The following criteria are typically required before Daiichi Sankyo would consider patients eligible for early Medical Access to a Daiichi Sankyo investigational medicine. All criteria are subject to local laws and regulations.

The patient suffers from a life-threatening or serious disease or condition where there is an unmet medical need that cannot be met by existing therapeutic options.
The patient is ineligible or unable to participate in any ongoing clinical study of the investigational medicine.
The investigational medicine is under active development (a dose and regimen has been defined and the investigational medicine is typically in Phase 2 development or beyond) and has not been placed on regulatory or any other hold.
The benefit-risk profile of the drug in the potential indication and the patient population is deemed, to date, to be positive.
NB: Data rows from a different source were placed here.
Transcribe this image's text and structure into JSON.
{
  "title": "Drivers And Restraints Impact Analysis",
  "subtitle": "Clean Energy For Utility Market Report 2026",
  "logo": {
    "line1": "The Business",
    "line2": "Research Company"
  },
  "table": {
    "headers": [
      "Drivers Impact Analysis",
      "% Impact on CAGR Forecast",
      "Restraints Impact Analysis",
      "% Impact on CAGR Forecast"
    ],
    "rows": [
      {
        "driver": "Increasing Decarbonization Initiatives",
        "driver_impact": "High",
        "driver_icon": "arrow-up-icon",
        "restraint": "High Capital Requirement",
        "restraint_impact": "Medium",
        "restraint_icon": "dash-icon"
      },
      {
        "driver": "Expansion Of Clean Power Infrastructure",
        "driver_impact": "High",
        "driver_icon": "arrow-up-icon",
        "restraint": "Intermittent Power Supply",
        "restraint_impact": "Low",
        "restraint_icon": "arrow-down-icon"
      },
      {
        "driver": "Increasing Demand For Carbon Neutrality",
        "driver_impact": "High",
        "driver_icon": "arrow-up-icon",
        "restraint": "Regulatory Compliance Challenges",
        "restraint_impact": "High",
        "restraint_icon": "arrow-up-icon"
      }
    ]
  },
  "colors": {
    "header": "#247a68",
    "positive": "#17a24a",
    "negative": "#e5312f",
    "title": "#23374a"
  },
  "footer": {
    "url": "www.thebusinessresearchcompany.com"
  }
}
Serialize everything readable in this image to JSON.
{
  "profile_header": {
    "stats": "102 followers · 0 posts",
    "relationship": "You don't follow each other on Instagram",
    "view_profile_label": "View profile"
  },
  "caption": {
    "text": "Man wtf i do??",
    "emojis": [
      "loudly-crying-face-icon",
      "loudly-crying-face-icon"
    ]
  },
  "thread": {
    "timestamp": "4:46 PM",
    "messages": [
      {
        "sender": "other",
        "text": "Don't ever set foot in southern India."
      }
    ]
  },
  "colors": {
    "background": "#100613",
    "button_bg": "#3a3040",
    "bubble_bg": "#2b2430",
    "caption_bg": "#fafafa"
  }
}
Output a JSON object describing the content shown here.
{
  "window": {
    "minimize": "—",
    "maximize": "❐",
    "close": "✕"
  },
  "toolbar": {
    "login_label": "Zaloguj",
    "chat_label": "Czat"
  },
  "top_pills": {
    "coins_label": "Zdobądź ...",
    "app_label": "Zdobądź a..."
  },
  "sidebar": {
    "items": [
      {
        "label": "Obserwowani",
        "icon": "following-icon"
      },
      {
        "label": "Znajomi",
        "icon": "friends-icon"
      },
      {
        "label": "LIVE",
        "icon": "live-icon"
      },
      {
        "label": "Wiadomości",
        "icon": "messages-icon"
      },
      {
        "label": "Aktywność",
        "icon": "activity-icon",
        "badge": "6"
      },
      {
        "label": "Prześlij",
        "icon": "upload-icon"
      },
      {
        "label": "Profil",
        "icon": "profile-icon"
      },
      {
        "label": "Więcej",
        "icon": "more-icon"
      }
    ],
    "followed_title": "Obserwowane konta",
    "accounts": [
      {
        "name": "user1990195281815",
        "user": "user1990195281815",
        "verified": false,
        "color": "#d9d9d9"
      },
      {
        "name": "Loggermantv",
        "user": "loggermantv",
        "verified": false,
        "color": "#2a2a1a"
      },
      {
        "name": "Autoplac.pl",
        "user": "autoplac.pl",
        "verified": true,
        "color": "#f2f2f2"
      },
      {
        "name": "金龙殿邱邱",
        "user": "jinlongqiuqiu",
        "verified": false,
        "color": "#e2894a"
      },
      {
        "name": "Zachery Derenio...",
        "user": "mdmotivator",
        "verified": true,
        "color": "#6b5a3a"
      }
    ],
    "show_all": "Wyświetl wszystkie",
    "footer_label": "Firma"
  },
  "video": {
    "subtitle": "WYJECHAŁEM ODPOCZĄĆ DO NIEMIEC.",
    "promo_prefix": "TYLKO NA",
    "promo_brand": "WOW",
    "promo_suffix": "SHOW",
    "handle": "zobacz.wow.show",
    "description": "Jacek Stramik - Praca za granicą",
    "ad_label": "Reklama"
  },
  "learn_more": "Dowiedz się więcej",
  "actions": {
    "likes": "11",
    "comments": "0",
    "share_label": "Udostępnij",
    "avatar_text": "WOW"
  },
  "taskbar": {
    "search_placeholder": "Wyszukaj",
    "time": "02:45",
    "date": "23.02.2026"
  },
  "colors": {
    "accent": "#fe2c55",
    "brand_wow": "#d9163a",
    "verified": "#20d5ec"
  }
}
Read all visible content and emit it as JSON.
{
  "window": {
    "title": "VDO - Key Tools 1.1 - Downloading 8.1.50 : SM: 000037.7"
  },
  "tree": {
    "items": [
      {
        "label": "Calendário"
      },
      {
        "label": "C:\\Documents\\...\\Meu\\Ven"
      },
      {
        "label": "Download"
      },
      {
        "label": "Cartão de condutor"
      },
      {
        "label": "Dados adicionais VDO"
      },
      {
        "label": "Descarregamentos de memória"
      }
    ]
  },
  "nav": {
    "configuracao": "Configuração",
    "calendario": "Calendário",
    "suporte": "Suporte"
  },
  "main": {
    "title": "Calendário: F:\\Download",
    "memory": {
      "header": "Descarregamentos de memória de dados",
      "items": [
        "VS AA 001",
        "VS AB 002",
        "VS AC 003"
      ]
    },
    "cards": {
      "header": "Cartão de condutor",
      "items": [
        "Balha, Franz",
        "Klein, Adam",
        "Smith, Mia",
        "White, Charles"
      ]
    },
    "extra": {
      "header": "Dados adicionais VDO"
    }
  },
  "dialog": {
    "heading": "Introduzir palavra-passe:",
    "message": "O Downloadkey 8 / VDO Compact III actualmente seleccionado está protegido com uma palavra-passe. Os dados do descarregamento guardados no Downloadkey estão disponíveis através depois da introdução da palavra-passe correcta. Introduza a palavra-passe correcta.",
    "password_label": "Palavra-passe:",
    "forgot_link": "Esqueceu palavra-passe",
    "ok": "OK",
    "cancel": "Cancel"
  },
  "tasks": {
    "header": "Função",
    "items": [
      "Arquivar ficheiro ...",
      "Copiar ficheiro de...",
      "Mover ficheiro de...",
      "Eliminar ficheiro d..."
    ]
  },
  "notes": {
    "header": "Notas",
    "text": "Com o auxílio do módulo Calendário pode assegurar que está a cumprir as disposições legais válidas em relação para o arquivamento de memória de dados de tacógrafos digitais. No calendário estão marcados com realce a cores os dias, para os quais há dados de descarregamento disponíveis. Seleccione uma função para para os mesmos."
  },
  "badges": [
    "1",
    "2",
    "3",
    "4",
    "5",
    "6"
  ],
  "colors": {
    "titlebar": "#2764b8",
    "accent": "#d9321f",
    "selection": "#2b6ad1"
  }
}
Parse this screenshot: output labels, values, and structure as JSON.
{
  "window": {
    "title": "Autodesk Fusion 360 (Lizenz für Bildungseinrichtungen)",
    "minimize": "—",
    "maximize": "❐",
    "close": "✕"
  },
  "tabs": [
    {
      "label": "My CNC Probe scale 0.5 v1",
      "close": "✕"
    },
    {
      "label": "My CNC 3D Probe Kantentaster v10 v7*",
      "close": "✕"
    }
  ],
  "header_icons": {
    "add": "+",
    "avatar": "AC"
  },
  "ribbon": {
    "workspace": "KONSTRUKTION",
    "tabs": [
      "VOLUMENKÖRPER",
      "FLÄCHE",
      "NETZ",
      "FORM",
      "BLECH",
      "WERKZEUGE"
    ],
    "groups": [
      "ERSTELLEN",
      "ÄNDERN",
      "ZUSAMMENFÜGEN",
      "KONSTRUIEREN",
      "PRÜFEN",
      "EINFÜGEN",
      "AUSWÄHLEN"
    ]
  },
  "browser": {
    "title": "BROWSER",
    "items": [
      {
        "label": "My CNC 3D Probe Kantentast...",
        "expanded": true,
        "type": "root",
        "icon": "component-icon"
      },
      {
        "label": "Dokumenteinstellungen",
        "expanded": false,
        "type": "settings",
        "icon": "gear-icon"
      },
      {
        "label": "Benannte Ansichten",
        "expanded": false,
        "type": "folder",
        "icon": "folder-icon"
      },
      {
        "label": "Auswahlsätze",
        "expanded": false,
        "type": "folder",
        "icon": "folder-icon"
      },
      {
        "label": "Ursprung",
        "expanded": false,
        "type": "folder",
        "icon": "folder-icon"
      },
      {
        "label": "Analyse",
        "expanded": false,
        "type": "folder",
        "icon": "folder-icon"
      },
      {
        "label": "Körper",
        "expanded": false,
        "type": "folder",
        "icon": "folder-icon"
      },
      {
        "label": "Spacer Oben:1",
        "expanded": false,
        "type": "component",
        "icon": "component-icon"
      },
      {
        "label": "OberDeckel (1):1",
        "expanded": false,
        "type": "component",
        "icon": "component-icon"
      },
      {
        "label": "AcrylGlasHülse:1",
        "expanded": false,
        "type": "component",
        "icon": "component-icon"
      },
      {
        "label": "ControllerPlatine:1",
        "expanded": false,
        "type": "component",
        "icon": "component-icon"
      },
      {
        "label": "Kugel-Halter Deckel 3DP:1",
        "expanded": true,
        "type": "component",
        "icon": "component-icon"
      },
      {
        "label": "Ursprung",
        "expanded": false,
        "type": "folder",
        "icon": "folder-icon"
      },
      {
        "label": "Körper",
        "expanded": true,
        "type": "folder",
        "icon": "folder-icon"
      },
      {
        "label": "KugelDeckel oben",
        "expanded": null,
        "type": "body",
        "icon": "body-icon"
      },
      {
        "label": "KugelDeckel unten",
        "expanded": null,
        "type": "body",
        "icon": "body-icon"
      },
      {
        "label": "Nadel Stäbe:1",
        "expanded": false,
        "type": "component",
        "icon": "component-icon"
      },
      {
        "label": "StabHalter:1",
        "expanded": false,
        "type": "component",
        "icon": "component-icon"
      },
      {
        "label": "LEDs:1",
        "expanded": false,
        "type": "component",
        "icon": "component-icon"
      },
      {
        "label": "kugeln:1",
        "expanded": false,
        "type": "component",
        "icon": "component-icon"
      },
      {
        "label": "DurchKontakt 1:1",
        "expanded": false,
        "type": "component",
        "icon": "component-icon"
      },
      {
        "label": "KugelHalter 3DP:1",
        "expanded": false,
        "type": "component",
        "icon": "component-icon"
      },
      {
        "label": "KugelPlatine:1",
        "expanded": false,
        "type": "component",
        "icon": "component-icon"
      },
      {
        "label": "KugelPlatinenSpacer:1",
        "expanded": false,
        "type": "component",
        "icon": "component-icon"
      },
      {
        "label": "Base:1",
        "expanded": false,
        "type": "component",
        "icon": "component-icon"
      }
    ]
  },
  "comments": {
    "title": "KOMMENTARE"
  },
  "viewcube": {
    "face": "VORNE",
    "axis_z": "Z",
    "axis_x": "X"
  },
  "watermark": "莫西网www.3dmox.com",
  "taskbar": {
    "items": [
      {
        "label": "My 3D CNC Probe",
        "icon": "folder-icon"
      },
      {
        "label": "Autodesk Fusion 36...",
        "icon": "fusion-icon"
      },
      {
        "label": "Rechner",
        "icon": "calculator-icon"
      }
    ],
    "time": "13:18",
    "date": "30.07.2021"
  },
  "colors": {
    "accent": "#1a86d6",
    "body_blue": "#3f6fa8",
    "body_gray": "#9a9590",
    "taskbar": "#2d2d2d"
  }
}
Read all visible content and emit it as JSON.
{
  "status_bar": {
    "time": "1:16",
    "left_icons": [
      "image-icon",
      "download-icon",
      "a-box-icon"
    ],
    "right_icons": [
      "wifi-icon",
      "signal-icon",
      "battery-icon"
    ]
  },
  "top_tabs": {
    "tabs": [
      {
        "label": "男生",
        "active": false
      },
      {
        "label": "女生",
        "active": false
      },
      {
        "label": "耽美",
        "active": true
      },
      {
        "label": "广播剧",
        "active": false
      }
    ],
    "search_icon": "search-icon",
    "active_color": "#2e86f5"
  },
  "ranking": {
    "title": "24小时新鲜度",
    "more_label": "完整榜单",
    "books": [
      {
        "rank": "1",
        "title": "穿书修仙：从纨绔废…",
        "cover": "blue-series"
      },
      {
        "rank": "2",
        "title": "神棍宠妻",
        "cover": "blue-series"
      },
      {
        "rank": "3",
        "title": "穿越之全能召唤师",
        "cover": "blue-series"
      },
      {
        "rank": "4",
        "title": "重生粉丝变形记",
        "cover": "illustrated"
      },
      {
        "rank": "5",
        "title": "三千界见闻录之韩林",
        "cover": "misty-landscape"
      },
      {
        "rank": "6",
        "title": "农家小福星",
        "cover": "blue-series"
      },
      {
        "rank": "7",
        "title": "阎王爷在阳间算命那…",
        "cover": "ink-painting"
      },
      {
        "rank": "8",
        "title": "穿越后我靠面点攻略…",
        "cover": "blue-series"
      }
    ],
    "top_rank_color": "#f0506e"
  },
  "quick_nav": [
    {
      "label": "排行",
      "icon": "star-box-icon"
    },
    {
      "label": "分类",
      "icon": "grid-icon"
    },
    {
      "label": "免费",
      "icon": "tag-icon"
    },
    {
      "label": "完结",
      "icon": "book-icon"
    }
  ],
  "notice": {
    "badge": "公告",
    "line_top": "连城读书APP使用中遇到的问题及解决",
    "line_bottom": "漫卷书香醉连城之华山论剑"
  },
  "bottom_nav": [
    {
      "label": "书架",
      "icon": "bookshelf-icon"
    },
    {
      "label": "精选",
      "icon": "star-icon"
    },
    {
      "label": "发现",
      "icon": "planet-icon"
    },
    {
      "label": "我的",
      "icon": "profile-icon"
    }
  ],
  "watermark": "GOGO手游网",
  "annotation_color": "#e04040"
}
This typically occurs when Daiichi Sankyo has decided to seek marketing approval in at least one major market globally.
Daiichi Sankyo has the intent to seek marketing approval in at least one major market globally.
The use of the investigational medicine through the Medical Access program will not jeopardize the development of the investigational medicine (for instance, granting access to an investigational medicine through medical access should not delay, interfere with, or compromise the completion of clinical trials that are intended to support approval by regulatory authorities).
The use of the investigational medicine in a protocol for the Medical Access program is compliant with local rules and regulations.
Daiichi Sankyo cannot approve a request for an investigational medicine through a Medical Access program in cases when doing so would violate company policy, local laws or regulations, or if access may present an unacceptable benefit/risk profile, as determined by medical personnel of the company.